Il 6 novembre inizia la battaglia lungo l'intera linea del fronte. I reggimenti Pleven e Bdinsky contrattaccarono, raggiungendo le trincee serbe.

Sul fianco sinistro, la situazione è peggiore, le divisioni Sumadi e Moravia avanzano da sud e sud-ovest. 1950 persone sono state inviate contro la parte posteriore della divisione morava, il cui quartier generale si trova nella città di Breznik e che sta avanzando su Gurgulat.al comando del capitano Stefan Kisov. Indipendentemente dal fatto che questo distaccamento venga sconfitto a Breznik, ritarda il movimento di questa divisione a Slivnitsa, dove si sta svolgendo una battaglia generale, e costringe i serbi a separare 2 battaglioni per la copertura da sud.

Il comando bulgaro sta lanciando un'offensiva proprio all'estremità del fianco destro, a seguito della quale vengono liberati Tuden, Komshtitsa e Smolcha.

Il 7 novembre, dopo nuovi rifornimenti da entrambe le parti, i serbi sono arrivati a 40.000 e i bulgari a 32.000.

Al mattino presto, il distaccamento del capitano Hristo Popov partì per il villaggio. Gurgulat, dove in una battaglia impari sconfiggono con piccole forze il 3° battaglione serbo, la 1° batteria e il 1° squadrone, mettendoli in fuga.

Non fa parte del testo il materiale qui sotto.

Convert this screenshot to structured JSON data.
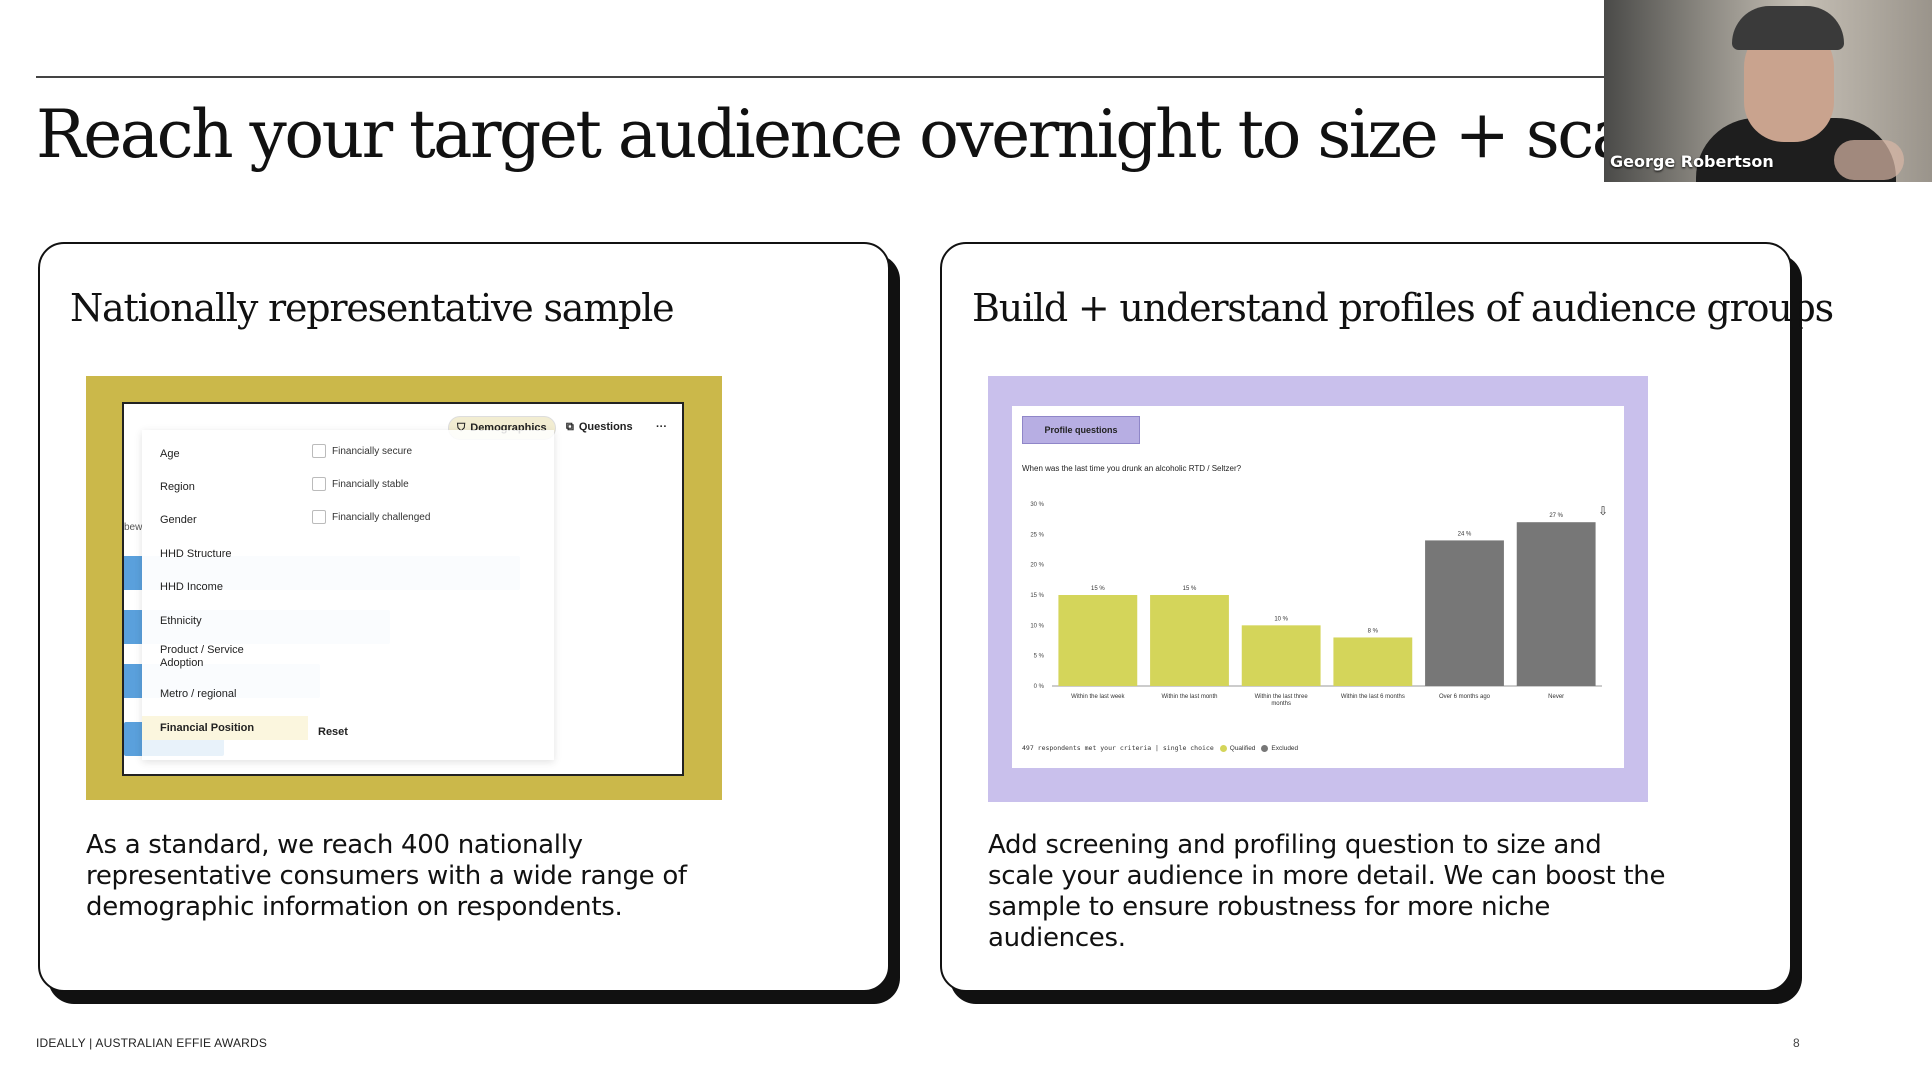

In questo momento, i serbi sul fianco settentrionale stanno recuperando parti delle posizioni perdute. I bulgari contrattaccano. Il comandante del reggimento Bda ordina un attacco alla baionetta e lui stesso guida i combattenti, morendo in battaglia. Successivamente, il reggimento Bda fu rinforzato da squadre di Pleven e da una batteria. Dopo lo scoppio di una feroce lotta, i serbi non possono resistere all'assalto e si danno alla fuga dal panico.

Il distaccamento del capitano Costa Panica sconfigge le truppe serbe al villaggio. Murmur e S. Komshtitsa e fa parte della Serbia. Così finisce la battaglia di Slivnitsa.